The event, honoring the country and its people, was put together by Boston University’s Center for the Study of Europe, Sky Philanthropy and the Sky International Center.

“It’s such a great feeling to bring this culture to Boston, directly to the heart of Boston,” said event organizer Natasha Sky. “Yet its a bitter-sweet feeling.”

Speaking about the ongoing Russian invasion of Ukraine, Sky added, “On one hand I’m very happy that Ukrainian culture is being celebrated, on another hand I feel very sad for my people who are back home dying.”

Saturday’s festival also proved to be a showcase of solidarity.

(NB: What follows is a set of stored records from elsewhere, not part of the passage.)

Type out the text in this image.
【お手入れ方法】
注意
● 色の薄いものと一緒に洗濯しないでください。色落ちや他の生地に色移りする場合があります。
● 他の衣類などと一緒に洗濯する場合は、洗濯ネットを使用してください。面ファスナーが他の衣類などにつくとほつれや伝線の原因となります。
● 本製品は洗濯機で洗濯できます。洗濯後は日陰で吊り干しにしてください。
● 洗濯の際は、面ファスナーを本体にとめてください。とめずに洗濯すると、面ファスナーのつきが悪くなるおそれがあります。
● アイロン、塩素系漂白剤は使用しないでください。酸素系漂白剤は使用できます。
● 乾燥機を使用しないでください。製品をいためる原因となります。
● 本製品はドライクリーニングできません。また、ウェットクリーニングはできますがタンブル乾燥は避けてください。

“My dad, due to his age, he cannot leave the country,” said Vitalina Kovbasiuk, whose family is still in Ukraine. “It’s not easy. Like, I’m calling him twice a day just to hear that he is okay. That he is alive.”

Organizers also took a moment to recognize 7News anchor Adam Williams for reporting from Poland, telling the gut-wrenching stories of death and survival just days into the Russian invasion.

“Adam Williams was brave to jump on an airplane and go right away to Ukraine and cover the most horrific scenes,” said Sky.

The festival also hoped to spread messages of hope, freedom and a call to action.

“If anybody is listening at this moment, please help Ukraine to be united and in peace, because no man is an island, and even if the Ukrainian war is happening in Europe, we are all affected by this,” said Sky

Proceeds from the festival will be donated to those who need it most, including a children’s hospital and rehabilitation center in Kyiv.